I was a bit unprepared for what a fantastic museum this is. Patras doesn’t really feature very high on lists regarding archaeology in Greece, perhaps because it is a primarily Roman site (though that doesn’t really stop Corinth from getting the attention it does). In any case, the archaeological museum doesn’t often seem to feature in the running among the best in Greece either. This was, however, easily among the top museums I saw in Greece over the course of the summer. I wouldn’t rank them, but this one can easily pull its weight among the other top museums in the country (aside from the National Archaeological Museum in Athens, which is in a class all its own).
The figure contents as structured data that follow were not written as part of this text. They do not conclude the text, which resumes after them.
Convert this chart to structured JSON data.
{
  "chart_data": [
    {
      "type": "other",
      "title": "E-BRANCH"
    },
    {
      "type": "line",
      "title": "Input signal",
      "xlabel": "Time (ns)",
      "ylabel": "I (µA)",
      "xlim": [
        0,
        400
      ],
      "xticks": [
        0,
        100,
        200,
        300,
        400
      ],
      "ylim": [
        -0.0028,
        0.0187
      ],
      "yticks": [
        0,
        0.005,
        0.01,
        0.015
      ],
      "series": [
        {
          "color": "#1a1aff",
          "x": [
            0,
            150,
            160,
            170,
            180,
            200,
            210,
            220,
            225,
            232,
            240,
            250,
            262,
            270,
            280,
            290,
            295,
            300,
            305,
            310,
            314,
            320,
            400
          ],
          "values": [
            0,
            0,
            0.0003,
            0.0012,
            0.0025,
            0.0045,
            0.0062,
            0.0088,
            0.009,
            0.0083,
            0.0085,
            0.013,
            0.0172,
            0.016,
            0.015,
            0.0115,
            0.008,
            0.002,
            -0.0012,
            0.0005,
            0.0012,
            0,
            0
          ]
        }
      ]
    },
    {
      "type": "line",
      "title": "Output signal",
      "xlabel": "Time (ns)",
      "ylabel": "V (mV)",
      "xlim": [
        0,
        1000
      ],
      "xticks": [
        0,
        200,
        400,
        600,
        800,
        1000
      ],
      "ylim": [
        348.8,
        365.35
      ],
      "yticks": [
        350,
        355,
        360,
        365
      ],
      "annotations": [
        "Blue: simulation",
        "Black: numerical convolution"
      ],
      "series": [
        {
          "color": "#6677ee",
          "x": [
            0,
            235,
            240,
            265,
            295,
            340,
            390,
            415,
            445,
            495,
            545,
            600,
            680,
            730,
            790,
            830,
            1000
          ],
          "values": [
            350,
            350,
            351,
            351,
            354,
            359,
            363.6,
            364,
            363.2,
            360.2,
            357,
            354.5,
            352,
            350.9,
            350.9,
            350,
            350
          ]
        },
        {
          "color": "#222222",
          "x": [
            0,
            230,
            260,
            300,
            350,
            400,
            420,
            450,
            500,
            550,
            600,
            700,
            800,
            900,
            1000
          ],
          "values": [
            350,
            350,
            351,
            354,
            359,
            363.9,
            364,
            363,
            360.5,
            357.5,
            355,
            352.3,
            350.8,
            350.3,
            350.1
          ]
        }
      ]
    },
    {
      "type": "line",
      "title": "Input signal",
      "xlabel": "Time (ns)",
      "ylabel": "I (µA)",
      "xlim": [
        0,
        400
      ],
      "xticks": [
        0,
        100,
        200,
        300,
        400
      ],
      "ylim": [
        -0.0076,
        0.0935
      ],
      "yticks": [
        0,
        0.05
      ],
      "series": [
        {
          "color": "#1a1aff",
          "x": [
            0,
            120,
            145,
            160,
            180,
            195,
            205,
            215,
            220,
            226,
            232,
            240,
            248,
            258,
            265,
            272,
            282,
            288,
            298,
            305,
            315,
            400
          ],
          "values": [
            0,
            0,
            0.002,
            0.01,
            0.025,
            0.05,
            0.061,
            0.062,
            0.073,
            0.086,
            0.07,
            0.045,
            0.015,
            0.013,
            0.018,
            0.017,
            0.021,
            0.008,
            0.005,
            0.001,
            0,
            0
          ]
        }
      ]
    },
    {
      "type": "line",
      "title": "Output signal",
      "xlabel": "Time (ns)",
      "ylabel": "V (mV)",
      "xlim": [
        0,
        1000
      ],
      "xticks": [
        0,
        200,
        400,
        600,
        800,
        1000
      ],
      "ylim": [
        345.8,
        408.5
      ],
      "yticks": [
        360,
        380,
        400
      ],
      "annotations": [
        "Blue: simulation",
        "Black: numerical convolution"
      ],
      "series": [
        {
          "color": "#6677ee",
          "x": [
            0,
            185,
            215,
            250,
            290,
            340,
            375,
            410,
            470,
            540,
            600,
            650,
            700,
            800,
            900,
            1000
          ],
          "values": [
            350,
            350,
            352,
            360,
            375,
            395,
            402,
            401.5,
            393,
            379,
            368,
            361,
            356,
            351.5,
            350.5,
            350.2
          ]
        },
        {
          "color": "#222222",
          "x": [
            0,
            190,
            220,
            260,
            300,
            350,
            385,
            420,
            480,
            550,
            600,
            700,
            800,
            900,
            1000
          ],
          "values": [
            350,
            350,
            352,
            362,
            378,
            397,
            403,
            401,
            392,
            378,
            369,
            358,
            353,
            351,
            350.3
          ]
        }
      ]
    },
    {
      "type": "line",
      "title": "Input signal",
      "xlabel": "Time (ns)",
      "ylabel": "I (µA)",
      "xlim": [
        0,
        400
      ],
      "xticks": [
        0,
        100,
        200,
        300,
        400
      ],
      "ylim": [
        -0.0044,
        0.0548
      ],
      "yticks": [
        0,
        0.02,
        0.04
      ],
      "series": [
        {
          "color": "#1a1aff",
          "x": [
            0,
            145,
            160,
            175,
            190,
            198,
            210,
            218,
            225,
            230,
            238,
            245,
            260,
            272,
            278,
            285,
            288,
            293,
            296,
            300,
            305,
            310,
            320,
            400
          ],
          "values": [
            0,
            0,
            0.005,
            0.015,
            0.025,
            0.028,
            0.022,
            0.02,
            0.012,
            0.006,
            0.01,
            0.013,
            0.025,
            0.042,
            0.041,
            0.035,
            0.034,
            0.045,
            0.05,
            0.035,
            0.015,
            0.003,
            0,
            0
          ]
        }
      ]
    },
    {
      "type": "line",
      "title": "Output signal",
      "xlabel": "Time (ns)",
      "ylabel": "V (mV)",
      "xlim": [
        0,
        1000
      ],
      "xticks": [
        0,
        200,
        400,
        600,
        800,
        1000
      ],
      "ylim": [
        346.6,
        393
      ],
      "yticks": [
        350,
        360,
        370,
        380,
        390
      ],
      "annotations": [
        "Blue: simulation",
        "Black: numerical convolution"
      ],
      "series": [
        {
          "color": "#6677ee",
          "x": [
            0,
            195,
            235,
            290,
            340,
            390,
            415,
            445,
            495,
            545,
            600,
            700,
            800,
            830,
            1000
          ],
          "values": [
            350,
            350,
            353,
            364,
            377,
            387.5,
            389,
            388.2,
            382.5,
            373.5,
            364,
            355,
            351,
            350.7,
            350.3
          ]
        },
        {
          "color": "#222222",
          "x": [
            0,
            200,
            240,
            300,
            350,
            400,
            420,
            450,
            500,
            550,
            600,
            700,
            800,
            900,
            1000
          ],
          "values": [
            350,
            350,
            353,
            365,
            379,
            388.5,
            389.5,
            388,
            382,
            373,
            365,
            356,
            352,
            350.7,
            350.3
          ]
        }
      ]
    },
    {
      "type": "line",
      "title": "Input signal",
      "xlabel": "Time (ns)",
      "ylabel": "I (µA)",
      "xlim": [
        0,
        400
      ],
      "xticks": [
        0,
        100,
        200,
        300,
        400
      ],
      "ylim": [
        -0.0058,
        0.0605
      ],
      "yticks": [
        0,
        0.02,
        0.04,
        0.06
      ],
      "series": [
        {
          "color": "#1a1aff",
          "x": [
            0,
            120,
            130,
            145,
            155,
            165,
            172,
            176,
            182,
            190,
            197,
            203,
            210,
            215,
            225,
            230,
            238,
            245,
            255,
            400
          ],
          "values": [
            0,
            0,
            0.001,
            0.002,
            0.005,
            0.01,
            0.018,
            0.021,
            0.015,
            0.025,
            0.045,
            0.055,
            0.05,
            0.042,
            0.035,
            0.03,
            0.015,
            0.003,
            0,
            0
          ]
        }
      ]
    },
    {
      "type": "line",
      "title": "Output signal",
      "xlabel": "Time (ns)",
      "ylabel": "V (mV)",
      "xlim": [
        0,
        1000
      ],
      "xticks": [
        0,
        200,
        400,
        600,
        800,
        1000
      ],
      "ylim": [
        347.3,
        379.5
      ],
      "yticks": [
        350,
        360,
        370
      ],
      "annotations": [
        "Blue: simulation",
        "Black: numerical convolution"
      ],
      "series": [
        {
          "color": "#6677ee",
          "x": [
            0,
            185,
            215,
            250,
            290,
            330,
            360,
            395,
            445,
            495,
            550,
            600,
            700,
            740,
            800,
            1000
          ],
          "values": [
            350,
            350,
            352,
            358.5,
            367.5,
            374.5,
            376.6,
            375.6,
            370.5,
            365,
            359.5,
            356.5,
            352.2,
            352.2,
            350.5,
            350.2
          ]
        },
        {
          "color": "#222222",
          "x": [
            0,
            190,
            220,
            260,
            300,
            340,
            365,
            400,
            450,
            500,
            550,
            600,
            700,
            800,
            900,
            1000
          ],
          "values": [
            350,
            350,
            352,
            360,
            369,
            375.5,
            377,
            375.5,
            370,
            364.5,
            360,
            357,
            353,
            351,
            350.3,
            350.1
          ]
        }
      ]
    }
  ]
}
Mosaic depicting artistic and athletic contests. From a building at Psila Alonia and dated to the late 2nd or early 3rd century CE. Archaeological Museum of Patras.
Mosaic depicting artistic and athletic contests. From a building at Psila Alonia and dated to the late 2nd or early 3rd century CE. Archaeological Museum of Patras.

Firstly, the museum is very modern feeling in its presentation. It is largely divided up thematically, though some of the earlier pre-Roman stuff is kind of in its own area near the beginning. The mosaic collection here is stunning. There are a number of large, well preserved mosaics. Many of these are displayed on the walls, rather than the floor, allowing for a much better appreciation. An upper walkway above the main level of the museum does allow for a better view of those mosaics that are displayed on the ground, though.

Though the mosaics are certainly the highlight of the collection, it also features some great statuary and reliefs as well as various smaller artifacts. A few areas of villas, complete with flooring, as well as some larger funerary monuments have been relocated to the floor of the museum. Another highlight are the evocative skulls from Mycenean burials that preserves various flower and myrtle wreaths made of gold, gold plate, and terracotta still wrapped around the skull.

The museum took me a solid 2 and a half hours to get through. It’s large, but it isn’t jam packed like some museums. They definitely went for quality over quantity here. Nearly all the information here is in Greek and English, and in addition to the museum cards for individual artifacts, there was a lot of general information presented on panels around the museum.


The final stop for Patrae is just up the road (New National Road Patras-Athens) about a half a kilometer north of the museum. In a field on the east side of the street are the remains of a Roman bridge. The bridge was constructed in the 2nd or 3rd century CE , replacing a 1st century CE bridge, and spanned the Ameilichus (modern Milichos or Kallinaos River, which now flows 100 meters south of the bridge). This is the river noted by Pausanias at which occurred human sacrifice to Artemis Triclaria. The bridge was part of the road system between Patrae and Aigion. The bridge actually consists of two separate constructions, an earlier single arch bridge discernible by its stone arch (possibly part of the previous 1st century CE bridge), and a later double arch bridge with brick arches. Some sections of the road paving are visible on top of the bridge. Unfortunately the area is totally fenced off, but the best views of the bridge are from the small road running along the back side of the site. It appears as if the whole thing was once actually open, as there is an informational sign that would have been visible from inside, but can’t be read from outside the fence.

The remains of Patrae can probably be done in a single day. It actually took me a little bit more than a day (I did the aqueduct park first thing in the morning the day I left) because I walked everywhere (as I mentioned in the first post, traffic and parking in the city was a bit hectic) and the entrance sites were a bit spread out. Taking a car out to the archaeological museum and bridge, and to the aqueduct stuff would probably allow for everything to be done well within a single day.